Hewlett Packard Enterprise (HPE) reported strong Q2 earnings, exceeding expectations for both revenue and EPS, and raised its FY25 EPS guidance, citing growth in AI infrastructure and GreenLake cloud adoption. Management is implementing operational improvements, including flattening the organizational structure and leveraging AI to cut costs and improve margins. An analyst has issued a BUY rating with a $21 price target, citing a compelling valuation of 5.5x EV/EBITDA and potential upside from ongoing turnaround initiatives.

Analysis

Hewlett Packard Enterprise (HPE) is exhibiting clear signs of a successful turnaround, evidenced by strong Q2 earnings that surpassed expectations on both revenue and earnings per share (EPS), and a subsequent upward revision of its EPS guidance for FY25. This improved financial outlook is substantially driven by robust growth in its AI infrastructure segment and increasing adoption of its GreenLake cloud platform, positioning HPE to capitalize on prevailing high-demand technology trends.
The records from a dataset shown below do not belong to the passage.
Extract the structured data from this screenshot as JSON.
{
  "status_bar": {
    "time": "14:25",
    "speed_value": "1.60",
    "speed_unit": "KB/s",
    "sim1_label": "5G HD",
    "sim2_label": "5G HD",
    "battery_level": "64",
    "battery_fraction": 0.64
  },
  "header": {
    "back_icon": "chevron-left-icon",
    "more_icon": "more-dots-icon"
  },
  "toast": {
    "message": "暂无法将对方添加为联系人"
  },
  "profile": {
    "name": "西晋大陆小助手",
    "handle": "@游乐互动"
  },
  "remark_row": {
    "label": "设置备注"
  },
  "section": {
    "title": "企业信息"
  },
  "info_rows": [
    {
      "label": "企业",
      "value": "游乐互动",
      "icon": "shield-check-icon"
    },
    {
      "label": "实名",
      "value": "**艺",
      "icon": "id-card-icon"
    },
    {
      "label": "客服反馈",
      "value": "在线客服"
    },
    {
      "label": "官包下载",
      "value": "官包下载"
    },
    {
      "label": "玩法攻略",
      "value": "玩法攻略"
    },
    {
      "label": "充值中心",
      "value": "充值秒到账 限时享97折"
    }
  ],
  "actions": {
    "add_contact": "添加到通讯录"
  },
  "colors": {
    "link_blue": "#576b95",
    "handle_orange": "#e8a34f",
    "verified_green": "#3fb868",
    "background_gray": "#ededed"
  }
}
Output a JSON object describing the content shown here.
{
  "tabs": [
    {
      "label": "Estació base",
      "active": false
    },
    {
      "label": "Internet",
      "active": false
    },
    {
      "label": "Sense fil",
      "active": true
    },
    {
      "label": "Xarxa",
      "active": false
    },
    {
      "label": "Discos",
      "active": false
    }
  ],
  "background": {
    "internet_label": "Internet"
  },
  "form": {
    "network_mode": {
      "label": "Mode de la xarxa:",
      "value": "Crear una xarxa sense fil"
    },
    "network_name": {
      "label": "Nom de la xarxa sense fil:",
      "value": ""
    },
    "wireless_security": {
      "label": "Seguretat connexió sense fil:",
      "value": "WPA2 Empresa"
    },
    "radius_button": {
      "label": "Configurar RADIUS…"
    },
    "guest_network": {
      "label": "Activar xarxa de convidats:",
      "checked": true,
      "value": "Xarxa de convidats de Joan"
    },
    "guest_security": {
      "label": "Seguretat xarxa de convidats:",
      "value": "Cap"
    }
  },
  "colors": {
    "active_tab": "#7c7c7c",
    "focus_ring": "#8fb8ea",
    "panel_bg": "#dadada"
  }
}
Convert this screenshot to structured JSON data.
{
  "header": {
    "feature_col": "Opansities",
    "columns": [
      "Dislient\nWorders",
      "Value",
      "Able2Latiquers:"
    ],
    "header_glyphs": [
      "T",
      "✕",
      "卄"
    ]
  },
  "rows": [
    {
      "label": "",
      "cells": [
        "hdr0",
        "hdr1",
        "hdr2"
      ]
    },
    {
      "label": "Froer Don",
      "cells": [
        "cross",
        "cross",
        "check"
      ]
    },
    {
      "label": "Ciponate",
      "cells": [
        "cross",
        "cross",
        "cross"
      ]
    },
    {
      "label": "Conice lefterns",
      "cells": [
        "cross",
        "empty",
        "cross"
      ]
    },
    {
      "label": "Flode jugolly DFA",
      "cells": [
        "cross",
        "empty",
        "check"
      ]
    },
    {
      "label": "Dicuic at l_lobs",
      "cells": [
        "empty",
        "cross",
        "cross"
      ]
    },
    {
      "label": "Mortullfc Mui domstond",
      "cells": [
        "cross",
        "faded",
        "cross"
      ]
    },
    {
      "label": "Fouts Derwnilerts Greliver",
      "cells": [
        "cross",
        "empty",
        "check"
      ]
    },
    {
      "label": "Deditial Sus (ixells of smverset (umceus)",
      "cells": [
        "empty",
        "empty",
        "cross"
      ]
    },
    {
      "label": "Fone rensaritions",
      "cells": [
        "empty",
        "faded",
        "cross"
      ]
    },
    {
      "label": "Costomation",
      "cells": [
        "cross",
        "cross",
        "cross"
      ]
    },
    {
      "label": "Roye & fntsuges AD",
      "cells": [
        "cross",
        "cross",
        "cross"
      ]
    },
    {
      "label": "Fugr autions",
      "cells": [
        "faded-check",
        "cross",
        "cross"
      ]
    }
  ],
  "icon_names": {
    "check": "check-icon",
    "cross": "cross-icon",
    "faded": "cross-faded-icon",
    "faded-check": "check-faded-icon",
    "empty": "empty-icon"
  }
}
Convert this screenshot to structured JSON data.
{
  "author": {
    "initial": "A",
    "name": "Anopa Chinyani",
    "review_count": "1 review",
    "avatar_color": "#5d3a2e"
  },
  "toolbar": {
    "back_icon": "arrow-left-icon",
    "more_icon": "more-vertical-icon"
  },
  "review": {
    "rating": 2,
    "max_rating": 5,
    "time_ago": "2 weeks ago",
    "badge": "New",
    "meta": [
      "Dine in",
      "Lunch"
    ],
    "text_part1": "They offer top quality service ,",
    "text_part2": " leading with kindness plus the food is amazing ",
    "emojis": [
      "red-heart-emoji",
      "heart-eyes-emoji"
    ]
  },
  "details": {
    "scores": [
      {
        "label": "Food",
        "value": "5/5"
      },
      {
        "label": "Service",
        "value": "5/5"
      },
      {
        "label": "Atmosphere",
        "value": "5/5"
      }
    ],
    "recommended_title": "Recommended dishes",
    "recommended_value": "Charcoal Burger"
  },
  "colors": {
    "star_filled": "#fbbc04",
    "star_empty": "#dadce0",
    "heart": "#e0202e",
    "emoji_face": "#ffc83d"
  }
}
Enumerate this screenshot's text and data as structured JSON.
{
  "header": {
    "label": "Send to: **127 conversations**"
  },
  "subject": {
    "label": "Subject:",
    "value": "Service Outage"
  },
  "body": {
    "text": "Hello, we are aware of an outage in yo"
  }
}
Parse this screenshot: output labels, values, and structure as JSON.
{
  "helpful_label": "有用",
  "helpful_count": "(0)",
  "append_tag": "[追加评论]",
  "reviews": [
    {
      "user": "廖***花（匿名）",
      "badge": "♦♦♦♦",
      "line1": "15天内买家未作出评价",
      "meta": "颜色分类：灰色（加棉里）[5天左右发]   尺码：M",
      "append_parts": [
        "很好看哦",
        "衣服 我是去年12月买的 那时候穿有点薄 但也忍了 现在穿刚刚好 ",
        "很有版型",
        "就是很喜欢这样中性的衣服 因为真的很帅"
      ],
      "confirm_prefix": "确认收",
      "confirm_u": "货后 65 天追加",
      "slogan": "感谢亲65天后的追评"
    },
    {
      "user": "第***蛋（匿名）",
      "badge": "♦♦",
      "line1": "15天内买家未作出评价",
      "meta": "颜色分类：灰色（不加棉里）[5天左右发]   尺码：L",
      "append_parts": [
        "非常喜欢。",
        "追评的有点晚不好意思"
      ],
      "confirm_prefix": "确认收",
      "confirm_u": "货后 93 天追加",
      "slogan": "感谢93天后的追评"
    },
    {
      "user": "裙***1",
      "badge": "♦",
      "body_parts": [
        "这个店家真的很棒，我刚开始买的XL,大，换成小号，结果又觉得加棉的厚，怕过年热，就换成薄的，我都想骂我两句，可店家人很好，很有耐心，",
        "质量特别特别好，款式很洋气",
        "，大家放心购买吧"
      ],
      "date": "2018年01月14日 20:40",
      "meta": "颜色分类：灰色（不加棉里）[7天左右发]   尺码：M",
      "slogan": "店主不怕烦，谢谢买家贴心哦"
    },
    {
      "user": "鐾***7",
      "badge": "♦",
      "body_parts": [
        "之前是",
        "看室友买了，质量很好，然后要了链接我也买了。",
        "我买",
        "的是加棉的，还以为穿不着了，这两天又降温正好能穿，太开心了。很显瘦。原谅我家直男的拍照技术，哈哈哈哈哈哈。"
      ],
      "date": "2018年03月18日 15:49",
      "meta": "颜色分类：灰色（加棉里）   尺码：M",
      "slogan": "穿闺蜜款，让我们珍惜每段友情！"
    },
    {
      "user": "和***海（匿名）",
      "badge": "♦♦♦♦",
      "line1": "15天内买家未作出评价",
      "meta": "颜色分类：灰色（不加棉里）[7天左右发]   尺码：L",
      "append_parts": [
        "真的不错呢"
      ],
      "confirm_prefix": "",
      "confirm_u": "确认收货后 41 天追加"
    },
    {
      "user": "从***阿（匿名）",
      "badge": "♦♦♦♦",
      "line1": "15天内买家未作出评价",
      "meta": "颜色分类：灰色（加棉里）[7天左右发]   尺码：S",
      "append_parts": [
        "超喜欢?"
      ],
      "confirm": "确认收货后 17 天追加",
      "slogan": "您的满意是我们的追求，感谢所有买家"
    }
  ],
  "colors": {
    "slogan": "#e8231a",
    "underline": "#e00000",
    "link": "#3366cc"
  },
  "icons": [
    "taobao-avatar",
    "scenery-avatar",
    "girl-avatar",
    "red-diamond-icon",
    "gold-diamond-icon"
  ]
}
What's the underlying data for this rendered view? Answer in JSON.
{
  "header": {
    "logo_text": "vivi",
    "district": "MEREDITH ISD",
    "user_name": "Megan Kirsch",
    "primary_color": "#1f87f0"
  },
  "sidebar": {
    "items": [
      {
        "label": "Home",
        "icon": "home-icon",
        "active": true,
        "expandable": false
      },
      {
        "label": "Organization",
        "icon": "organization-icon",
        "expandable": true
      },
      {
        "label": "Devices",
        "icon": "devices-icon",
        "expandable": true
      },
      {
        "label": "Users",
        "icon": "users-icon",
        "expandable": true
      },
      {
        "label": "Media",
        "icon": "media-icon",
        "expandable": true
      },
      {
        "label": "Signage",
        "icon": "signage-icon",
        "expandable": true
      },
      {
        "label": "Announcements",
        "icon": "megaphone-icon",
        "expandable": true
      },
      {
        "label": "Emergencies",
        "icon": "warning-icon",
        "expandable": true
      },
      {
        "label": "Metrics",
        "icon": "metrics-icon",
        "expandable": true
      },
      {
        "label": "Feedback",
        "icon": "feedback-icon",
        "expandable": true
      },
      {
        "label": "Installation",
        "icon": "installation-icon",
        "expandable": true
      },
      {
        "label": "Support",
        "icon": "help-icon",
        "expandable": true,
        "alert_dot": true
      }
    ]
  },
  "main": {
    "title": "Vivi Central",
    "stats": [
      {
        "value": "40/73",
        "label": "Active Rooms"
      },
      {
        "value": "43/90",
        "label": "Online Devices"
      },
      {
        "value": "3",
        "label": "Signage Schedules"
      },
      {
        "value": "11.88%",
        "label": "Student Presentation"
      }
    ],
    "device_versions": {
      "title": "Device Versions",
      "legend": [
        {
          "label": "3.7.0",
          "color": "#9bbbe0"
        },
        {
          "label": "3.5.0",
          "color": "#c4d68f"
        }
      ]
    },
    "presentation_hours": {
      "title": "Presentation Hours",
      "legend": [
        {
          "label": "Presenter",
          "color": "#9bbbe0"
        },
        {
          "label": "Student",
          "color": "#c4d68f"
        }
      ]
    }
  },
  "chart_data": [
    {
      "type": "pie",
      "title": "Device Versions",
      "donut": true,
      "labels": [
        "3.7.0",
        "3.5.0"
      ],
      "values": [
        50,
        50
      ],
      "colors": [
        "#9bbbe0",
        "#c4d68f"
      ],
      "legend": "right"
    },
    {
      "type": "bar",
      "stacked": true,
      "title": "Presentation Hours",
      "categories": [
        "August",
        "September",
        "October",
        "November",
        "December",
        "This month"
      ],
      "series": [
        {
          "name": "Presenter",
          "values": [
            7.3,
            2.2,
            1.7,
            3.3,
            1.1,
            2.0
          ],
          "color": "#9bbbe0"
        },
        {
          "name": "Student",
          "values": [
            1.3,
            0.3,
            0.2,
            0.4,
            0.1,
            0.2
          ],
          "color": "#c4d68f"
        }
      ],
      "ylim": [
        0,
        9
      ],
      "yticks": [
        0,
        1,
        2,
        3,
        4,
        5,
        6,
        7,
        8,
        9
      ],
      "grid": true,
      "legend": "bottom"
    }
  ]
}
Concurrently, management is actively pursuing operational enhancements, including flattening the organizational structure, leveraging artificial intelligence for internal efficiencies, and implementing cost-reduction measures, all aimed at bolstering margins and fostering innovation. From a valuation perspective, HPE appears compelling at a 5.5x EV/EBITDA multiple, trading at a discount relative to its peers, which, combined with the ongoing turnaround initiatives and strong execution, supports an analyst's BUY rating and a $21 price target.